• GoldenGate实时投递数据到大数据平台(3)- Apache Flume


    Apache Flume

        Flume NG是一个分布式、可靠、可用的系统,它能够将不同数据源的海量日志数据进行高效收集、聚合,最后存储到一个中心化数据存储系统中,方便进行数据分析。事实上flume也可以收集其他信息,不仅限于日志。包括端口数据、JMS、命令行等输出数据。

    架构

    clip_image001

    Flume主要的组件包括source(数据源),数据中间存储(channel),sink数据目标存储。

    可实现多种拓扑架构,如级联数据传输。

    clip_image003

    可以多对一做数据集中

    clip_image005

    也可以一对多做数据分发

    clip_image007

    Flume支持的组件
    Source

    clip_image008clip_image009

    Channel

    clip_image010

    sink

    clip_image011

    安装及简单测试

    从flume.apache.org下载安装包之后,解压到/u02/flume1.8

    编辑一个示例文件 conf/a1.conf,内容如下

    # Name the components on this agent

    a1.sources = r1

    a1.sinks = k1

    a1.channels = c1

    # Describe/configure the source

    a1.sources.r1.type = netcat

    a1.sources.r1.bind = localhost

    a1.sources.r1.port = 44444

    # Describe the sink

    a1.sinks.k1.type = logger

    # Use a channel which buffers events in memory

    a1.channels.c1.type = memory

    a1.channels.c1.capacity = 1000

    a1.channels.c1.transactionCapacity = 100

    # Bind the source and sink to the channel

    a1.sources.r1.channels = c1

    a1.sinks.k1.channel = c1


    以上配置监听44444端口的netcat source。

    启动代理

    bin/flume-ng agent --conf conf --conf-file conf/a1.conf --name a1 -Dflume.root.logger=INFO,console

    输出日志如下

    info: Including Hive libraries found via () for Hive access

    + exec /u01/jdk1.8.0_111/bin/java -Xmx20m -Dflume.root.logger=INFO,console -cp '/u02/flume1.8/conf:/u02/flume1.8/lib/*:/lib/*' -Djava.library.path= org.apache.flume.node.Application --conf-file conf/a1.conf --name a1

    2018-01-02 09:11:28,634 (lifecycleSupervisor-1-0) [INFO - org.apache.flume.node.PollingPropertiesFileConfigurationProvider.start(PollingPropertiesFileConfigurationProvider.java:62)] Configuration provider starting

    2018-01-02 09:11:28,640 (conf-file-poller-0) [INFO - org.apache.flume.node.PollingPropertiesFileConfigurationProvider$FileWatcherRunnable.run(PollingPropertiesFileConfigurationProvider.java:134)] Reloading configuration file:conf/a1.conf

    ............................

    2018-01-02 09:11:28,814 (lifecycleSupervisor-1-0) [INFO - org.apache.flume.source.NetcatSource.start(NetcatSource.java:166)] Created serverSocket:sun.nio.ch.ServerSocketChannelImpl[/127.0.0.1:44444]


    可以看到监听的IP和端口已经正常启动。

    在另一个终端上执行telnet,输入相关的文字。

    $telnet localhost 44444

    Trying 127.0.0.1...

    Connected to localhost.

    Escape character is '^]'.

    hello

    OK

    that's ok

    OK

    quit

    OK

    ^]

    telnet> quit

    Connection closed.


    可以看到flume agent窗口输出的日志包含有刚才输入的文字,flume agent可以正常运行。

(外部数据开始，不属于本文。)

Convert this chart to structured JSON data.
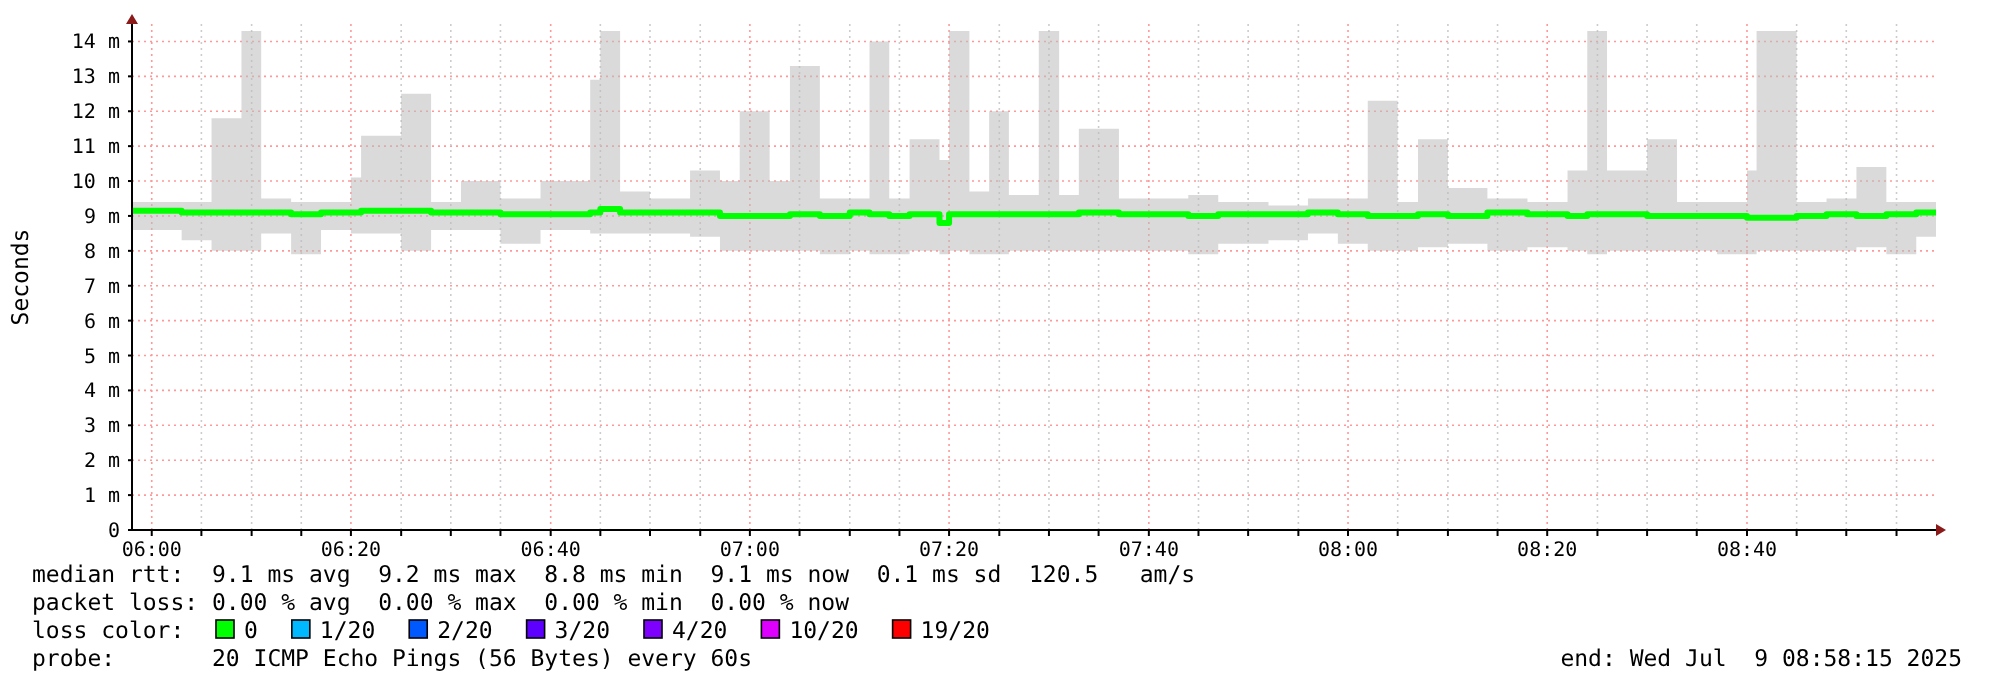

    2018-01-02 09:12:07,928 (SinkRunner-PollingRunner-DefaultSinkProcessor) [INFO - org.apache.flume.sink.LoggerSink.process(LoggerSink.java:95)] Event: { headers:{} body: 68 65 6C 6C 6F 0D hello. }

    2018-01-02 09:12:16,932 (SinkRunner-PollingRunner-DefaultSinkProcessor) [INFO - org.apache.flume.sink.LoggerSink.process(LoggerSink.java:95)] Event: { headers:{} body: 74 68 61 74 27 73 20 6F 6B 0D that's ok. }

    2018-01-02 09:12:20,935 (SinkRunner-PollingRunner-DefaultSinkProcessor) [INFO - org.apache.flume.sink.LoggerSink.process(LoggerSink.java:95)] Event: { headers:{} body: 71 75 69 74 0D quit. }


    OGG与flume集成的架构

    clip_image013

    GoldenGate在源端捕获关系型数据库的增量数据,OGG通过网络将数据传输到flume配置的节点,在此节点上配置flume agent,并启动一个监听端口,然后OGG Java adapter解析增量数据,实时将数据写入到Flume agent的source端口中,最后由flume通过channel, sink将数据传输到下一个目标存储节点。

    采用GoldenGate与flume的集成,可以实现RDBMS的增量数据,实时写入到flume支持的任意目标类型节点。

    针对OGG的投递,只需要在a1.conf中添加一段接收avro的监听配置即可,如下:

    a1.sources = r1 r2


    a1.sources.r2.channels = c1

    a1.sources.r2.type = avro

    a1.sources.r2.bind = 192.168.89.132

    a1.sources.r2.port = 41414


    重新启动flume agent,可以看到输出日志中包含了AVRO相关的日志信息:

    2018-01-02 09:39:21,785 (lifecycleSupervisor-1-0) [INFO - org.apache.flume.instrumentation.MonitoredCounterGroup.register(MonitoredCounterGroup.java:119)] Monitored counter group for type: SOURCE, name: r2: Successfully registered new MBean.

    2018-01-02 09:39:21,786 (lifecycleSupervisor-1-0) [INFO - org.apache.flume.instrumentation.MonitoredCounterGroup.start(MonitoredCounterGroup.java:95)] Component type: SOURCE, name: r2 started

    2018-01-02 09:39:21,788 (lifecycleSupervisor-1-0) [INFO - org.apache.flume.source.AvroSource.start(AvroSource.java:260)] Avro source r2 started.


    OGG配置

    解压goldengate for bigdata 12.3到/u01/ogg4bd_12.3目录。

    设置环境变量

    export LD_LIBRARY_PATH=/u01/jdk1.8.0_111/jre/lib/amd64/server

    拷贝Adapter-Examples/big-data/flume中的所有文件到dirprm/目录下。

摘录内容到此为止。